Friday, December 12, 2025

“On the Calculation of Volume: Vol. I” by Solvej Balle (translated by Barbara Haveland)

This is the first novel in a seven volume collection by Balle. The conceit, in a nutshell, is simple, “He is waiting for me. My name is Tara Selter. I am sitting in the back room overlooking the garden and a woodpile. It is the eighteenth of November. Every night when I lie down to sleep in the bed in the guest room it is the eighteenth of November and every morning, when I wake up, it is the eighteenth of November. I no longer expect to wake up to the nineteenth of November and I no longer remember the seventeenth of November as if it were yesterday.”

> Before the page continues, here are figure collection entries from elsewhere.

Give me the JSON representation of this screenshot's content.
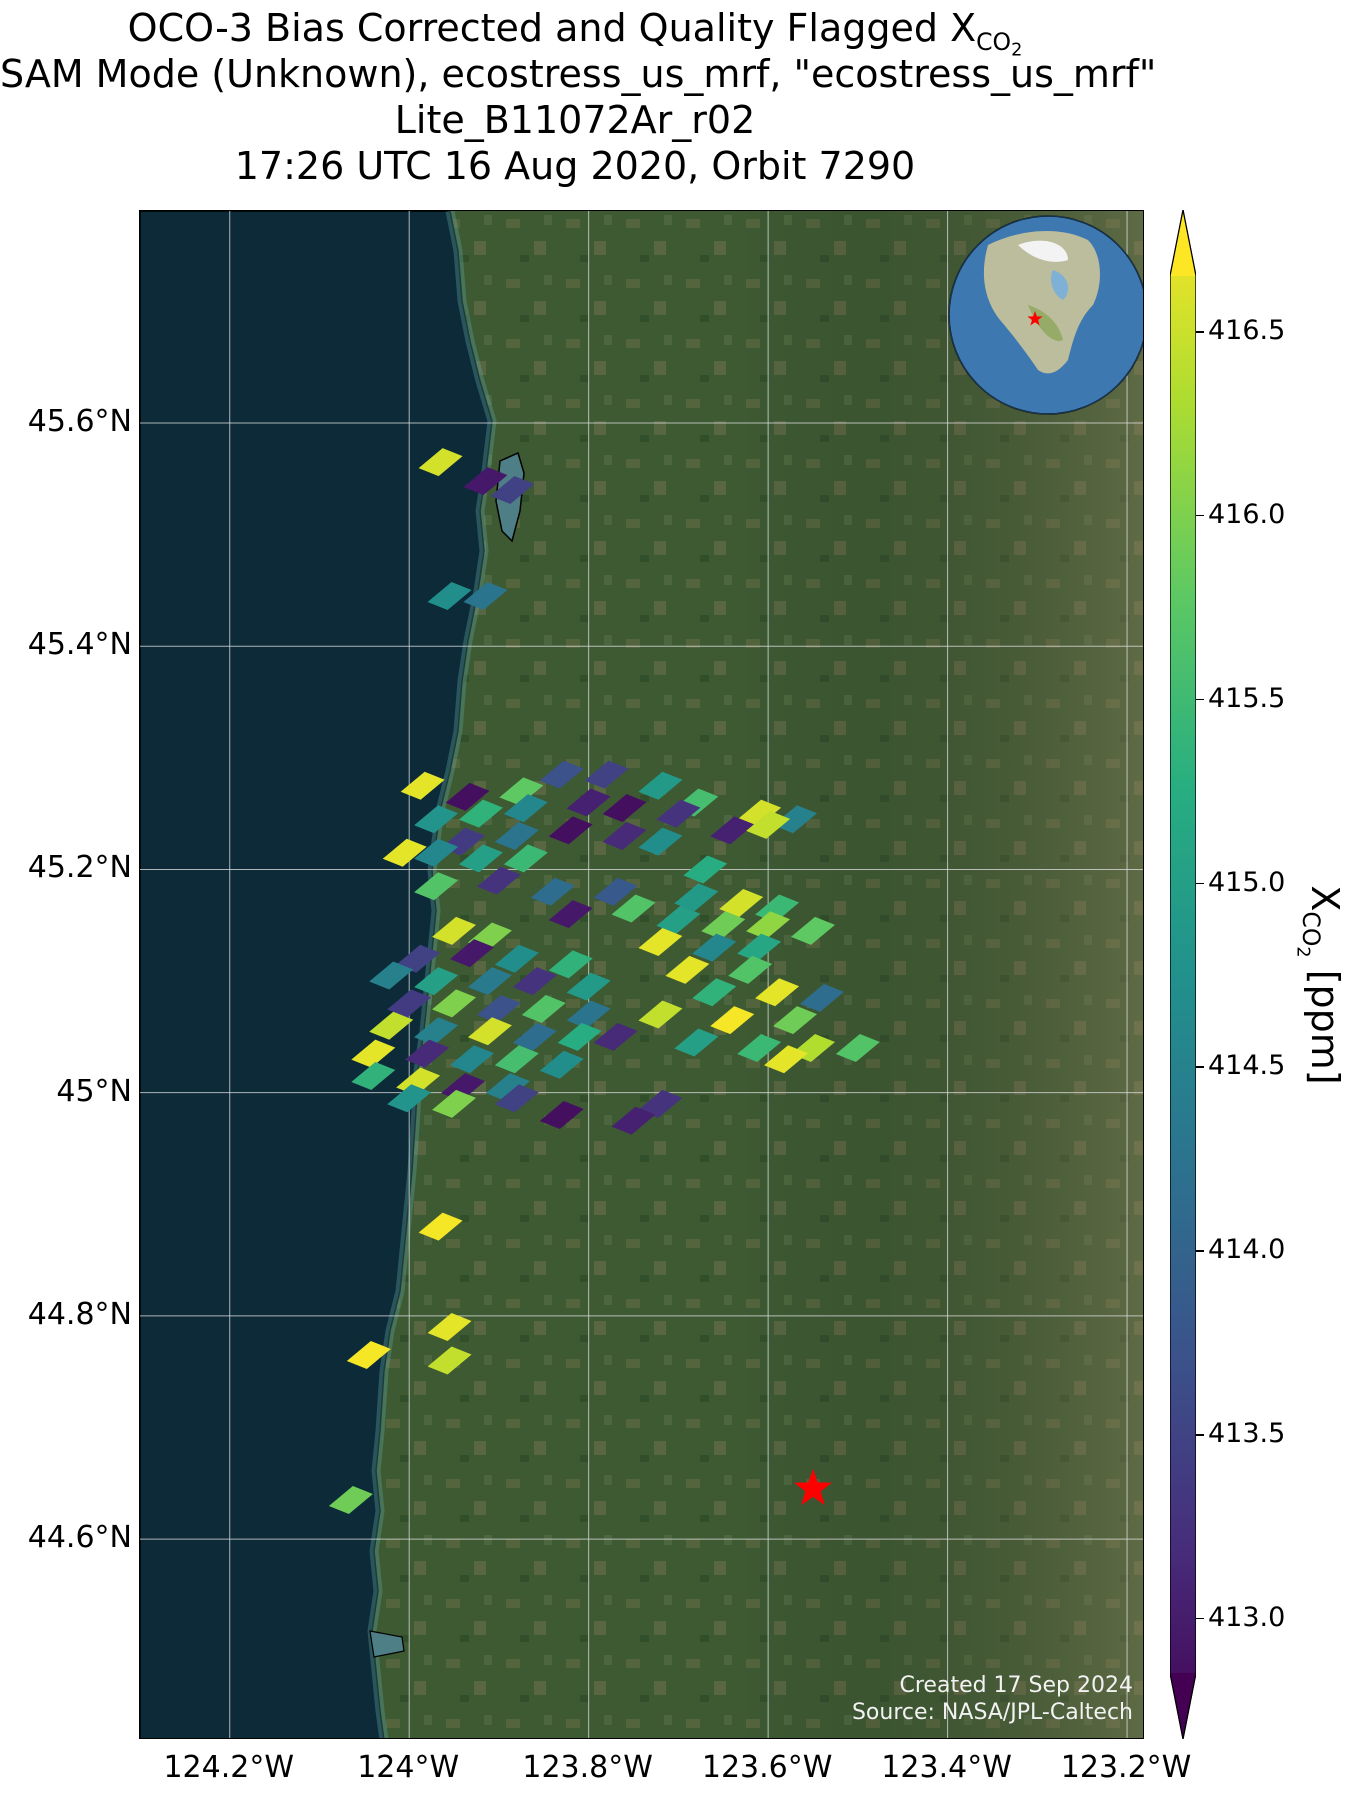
{
  "title": {
    "line1_prefix": "OCO-3 Bias Corrected and Quality Flagged X",
    "line1_sub": "CO",
    "line1_subsub": "2",
    "line2": "SAM Mode (Unknown), ecostress_us_mrf, \"ecostress_us_mrf\"",
    "line3": "Lite_B11072Ar_r02",
    "line4": "17:26 UTC 16 Aug 2020, Orbit 7290"
  },
  "map": {
    "lat_range": [
      44.42,
      45.79
    ],
    "lon_range": [
      -124.3,
      -123.18
    ],
    "lat_ticks": [
      "45.6°N",
      "45.4°N",
      "45.2°N",
      "45°N",
      "44.8°N",
      "44.6°N"
    ],
    "lat_tick_values": [
      45.6,
      45.4,
      45.2,
      45.0,
      44.8,
      44.6
    ],
    "lon_ticks": [
      "124.2°W",
      "124°W",
      "123.8°W",
      "123.6°W",
      "123.4°W",
      "123.2°W"
    ],
    "lon_tick_values": [
      -124.2,
      -124.0,
      -123.8,
      -123.6,
      -123.4,
      -123.2
    ],
    "target_marker": {
      "lat": 44.645,
      "lon": -123.55,
      "color": "#ff0000",
      "icon": "star-icon"
    },
    "basemap": "satellite imagery",
    "gridlines": true,
    "inset_globe": {
      "position": "top-right",
      "icon": "globe-icon",
      "marker_color": "#ff0000"
    },
    "ocean_color": "#0c2a38",
    "land_color": "#3c5a32"
  },
  "credit": {
    "line1": "Created 17 Sep 2024",
    "line2": "Source: NASA/JPL-Caltech"
  },
  "colorbar": {
    "label_prefix": "X",
    "label_sub": "CO",
    "label_subsub": "2",
    "label_suffix": " [ppm]",
    "min": 412.85,
    "max": 416.65,
    "tick_labels": [
      "416.5",
      "416.0",
      "415.5",
      "415.0",
      "414.5",
      "414.0",
      "413.5",
      "413.0"
    ],
    "tick_values": [
      416.5,
      416.0,
      415.5,
      415.0,
      414.5,
      414.0,
      413.5,
      413.0
    ],
    "colormap": "viridis",
    "extend": "both"
  },
  "chart_data": {
    "type": "heatmap",
    "value_unit": "ppm",
    "points": [
      {
        "lat": 45.565,
        "lon": -123.965,
        "v": 416.4
      },
      {
        "lat": 45.548,
        "lon": -123.915,
        "v": 413.1
      },
      {
        "lat": 45.54,
        "lon": -123.885,
        "v": 413.6
      },
      {
        "lat": 45.445,
        "lon": -123.955,
        "v": 414.7
      },
      {
        "lat": 45.445,
        "lon": -123.915,
        "v": 414.3
      },
      {
        "lat": 45.275,
        "lon": -123.985,
        "v": 416.5
      },
      {
        "lat": 45.265,
        "lon": -123.935,
        "v": 413.0
      },
      {
        "lat": 45.27,
        "lon": -123.875,
        "v": 415.7
      },
      {
        "lat": 45.285,
        "lon": -123.83,
        "v": 413.8
      },
      {
        "lat": 45.285,
        "lon": -123.78,
        "v": 413.6
      },
      {
        "lat": 45.275,
        "lon": -123.72,
        "v": 414.9
      },
      {
        "lat": 45.26,
        "lon": -123.68,
        "v": 415.5
      },
      {
        "lat": 45.25,
        "lon": -123.61,
        "v": 416.4
      },
      {
        "lat": 45.245,
        "lon": -123.57,
        "v": 414.5
      },
      {
        "lat": 45.245,
        "lon": -123.97,
        "v": 414.8
      },
      {
        "lat": 45.25,
        "lon": -123.92,
        "v": 415.3
      },
      {
        "lat": 45.255,
        "lon": -123.87,
        "v": 414.6
      },
      {
        "lat": 45.26,
        "lon": -123.8,
        "v": 413.2
      },
      {
        "lat": 45.255,
        "lon": -123.76,
        "v": 413.0
      },
      {
        "lat": 45.25,
        "lon": -123.7,
        "v": 413.4
      },
      {
        "lat": 45.235,
        "lon": -123.64,
        "v": 413.2
      },
      {
        "lat": 45.24,
        "lon": -123.6,
        "v": 416.3
      },
      {
        "lat": 45.225,
        "lon": -123.94,
        "v": 413.5
      },
      {
        "lat": 45.23,
        "lon": -123.88,
        "v": 414.3
      },
      {
        "lat": 45.235,
        "lon": -123.82,
        "v": 413.0
      },
      {
        "lat": 45.23,
        "lon": -123.76,
        "v": 413.3
      },
      {
        "lat": 45.225,
        "lon": -123.72,
        "v": 414.7
      },
      {
        "lat": 45.215,
        "lon": -124.005,
        "v": 416.5
      },
      {
        "lat": 45.215,
        "lon": -123.97,
        "v": 414.6
      },
      {
        "lat": 45.21,
        "lon": -123.92,
        "v": 415.0
      },
      {
        "lat": 45.21,
        "lon": -123.87,
        "v": 415.4
      },
      {
        "lat": 45.2,
        "lon": -123.67,
        "v": 415.2
      },
      {
        "lat": 45.185,
        "lon": -123.97,
        "v": 415.6
      },
      {
        "lat": 45.19,
        "lon": -123.9,
        "v": 413.4
      },
      {
        "lat": 45.18,
        "lon": -123.84,
        "v": 414.2
      },
      {
        "lat": 45.18,
        "lon": -123.77,
        "v": 413.9
      },
      {
        "lat": 45.175,
        "lon": -123.68,
        "v": 414.9
      },
      {
        "lat": 45.17,
        "lon": -123.63,
        "v": 416.4
      },
      {
        "lat": 45.165,
        "lon": -123.59,
        "v": 415.4
      },
      {
        "lat": 45.16,
        "lon": -123.82,
        "v": 413.1
      },
      {
        "lat": 45.165,
        "lon": -123.75,
        "v": 415.6
      },
      {
        "lat": 45.155,
        "lon": -123.7,
        "v": 415.0
      },
      {
        "lat": 45.15,
        "lon": -123.65,
        "v": 415.8
      },
      {
        "lat": 45.15,
        "lon": -123.6,
        "v": 416.0
      },
      {
        "lat": 45.145,
        "lon": -123.55,
        "v": 415.7
      },
      {
        "lat": 45.145,
        "lon": -123.95,
        "v": 416.4
      },
      {
        "lat": 45.14,
        "lon": -123.91,
        "v": 415.9
      },
      {
        "lat": 45.135,
        "lon": -123.72,
        "v": 416.5
      },
      {
        "lat": 45.13,
        "lon": -123.66,
        "v": 414.6
      },
      {
        "lat": 45.13,
        "lon": -123.61,
        "v": 415.1
      },
      {
        "lat": 45.12,
        "lon": -123.99,
        "v": 413.6
      },
      {
        "lat": 45.125,
        "lon": -123.93,
        "v": 413.1
      },
      {
        "lat": 45.12,
        "lon": -123.88,
        "v": 414.7
      },
      {
        "lat": 45.115,
        "lon": -123.82,
        "v": 415.3
      },
      {
        "lat": 45.11,
        "lon": -123.69,
        "v": 416.5
      },
      {
        "lat": 45.11,
        "lon": -123.62,
        "v": 415.6
      },
      {
        "lat": 45.105,
        "lon": -124.02,
        "v": 414.5
      },
      {
        "lat": 45.1,
        "lon": -123.97,
        "v": 415.0
      },
      {
        "lat": 45.1,
        "lon": -123.91,
        "v": 414.4
      },
      {
        "lat": 45.1,
        "lon": -123.86,
        "v": 413.4
      },
      {
        "lat": 45.095,
        "lon": -123.8,
        "v": 414.9
      },
      {
        "lat": 45.09,
        "lon": -123.66,
        "v": 415.3
      },
      {
        "lat": 45.09,
        "lon": -123.59,
        "v": 416.5
      },
      {
        "lat": 45.085,
        "lon": -123.54,
        "v": 414.2
      },
      {
        "lat": 45.08,
        "lon": -124.0,
        "v": 413.5
      },
      {
        "lat": 45.08,
        "lon": -123.95,
        "v": 415.9
      },
      {
        "lat": 45.075,
        "lon": -123.9,
        "v": 413.8
      },
      {
        "lat": 45.075,
        "lon": -123.85,
        "v": 415.6
      },
      {
        "lat": 45.07,
        "lon": -123.8,
        "v": 414.3
      },
      {
        "lat": 45.07,
        "lon": -123.72,
        "v": 416.3
      },
      {
        "lat": 45.065,
        "lon": -123.64,
        "v": 416.6
      },
      {
        "lat": 45.065,
        "lon": -123.57,
        "v": 415.8
      },
      {
        "lat": 45.06,
        "lon": -124.02,
        "v": 416.3
      },
      {
        "lat": 45.055,
        "lon": -123.97,
        "v": 414.5
      },
      {
        "lat": 45.055,
        "lon": -123.91,
        "v": 416.4
      },
      {
        "lat": 45.05,
        "lon": -123.86,
        "v": 414.2
      },
      {
        "lat": 45.05,
        "lon": -123.81,
        "v": 415.2
      },
      {
        "lat": 45.05,
        "lon": -123.77,
        "v": 413.3
      },
      {
        "lat": 45.045,
        "lon": -123.68,
        "v": 415.0
      },
      {
        "lat": 45.04,
        "lon": -123.61,
        "v": 415.4
      },
      {
        "lat": 45.04,
        "lon": -123.55,
        "v": 416.2
      },
      {
        "lat": 45.04,
        "lon": -123.5,
        "v": 415.6
      },
      {
        "lat": 45.035,
        "lon": -124.04,
        "v": 416.5
      },
      {
        "lat": 45.035,
        "lon": -123.98,
        "v": 413.3
      },
      {
        "lat": 45.03,
        "lon": -123.93,
        "v": 414.6
      },
      {
        "lat": 45.03,
        "lon": -123.88,
        "v": 415.5
      },
      {
        "lat": 45.025,
        "lon": -123.83,
        "v": 414.7
      },
      {
        "lat": 45.03,
        "lon": -123.58,
        "v": 416.5
      },
      {
        "lat": 45.015,
        "lon": -124.04,
        "v": 415.3
      },
      {
        "lat": 45.01,
        "lon": -123.99,
        "v": 416.4
      },
      {
        "lat": 45.005,
        "lon": -123.94,
        "v": 413.1
      },
      {
        "lat": 45.005,
        "lon": -123.89,
        "v": 414.5
      },
      {
        "lat": 44.995,
        "lon": -124.0,
        "v": 414.8
      },
      {
        "lat": 44.99,
        "lon": -123.95,
        "v": 415.9
      },
      {
        "lat": 44.995,
        "lon": -123.88,
        "v": 413.6
      },
      {
        "lat": 44.98,
        "lon": -123.83,
        "v": 413.0
      },
      {
        "lat": 44.99,
        "lon": -123.72,
        "v": 413.4
      },
      {
        "lat": 44.975,
        "lon": -123.75,
        "v": 413.2
      },
      {
        "lat": 44.88,
        "lon": -123.965,
        "v": 416.6
      },
      {
        "lat": 44.79,
        "lon": -123.955,
        "v": 416.5
      },
      {
        "lat": 44.765,
        "lon": -124.045,
        "v": 416.6
      },
      {
        "lat": 44.76,
        "lon": -123.955,
        "v": 416.3
      },
      {
        "lat": 44.635,
        "lon": -124.065,
        "v": 415.8
      }
    ]
  }
}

Tara’s husband, Thomas, is not living through whatever it is that she is. “We were living in two different times. That was all. Two times that had flooded their banks. At a place where rivers meet and converge, a kind of temporal Mesopotamia where the Euphrates and the Tigris are merely two different names for water. We were doing fine in Mesopotamia.” But, inevitably, the day(s) start to wear on Selter’s psyche. “76 days was too many. The distance was too great. I stood in the kitchen with the notebook in my hand and knew that too many days had come between us…. I couldn’t carry on with our repetitions. The fog had lifted, the landscape stretched out clear and sharp before me and we were not waking to the same day.” Still, life, for both husband and wife, moves along, of sorts. “The distance is shortest at night. When Thomas is asleep there is only the ceiling between us, a thin line between two forms of time. I sit in a room that holds the world open and keeps the distance between us as short as possible. He calls the ceiling the floor. I call the floor the ceiling. But these are just words, not a distance but a line that keeps us connected.”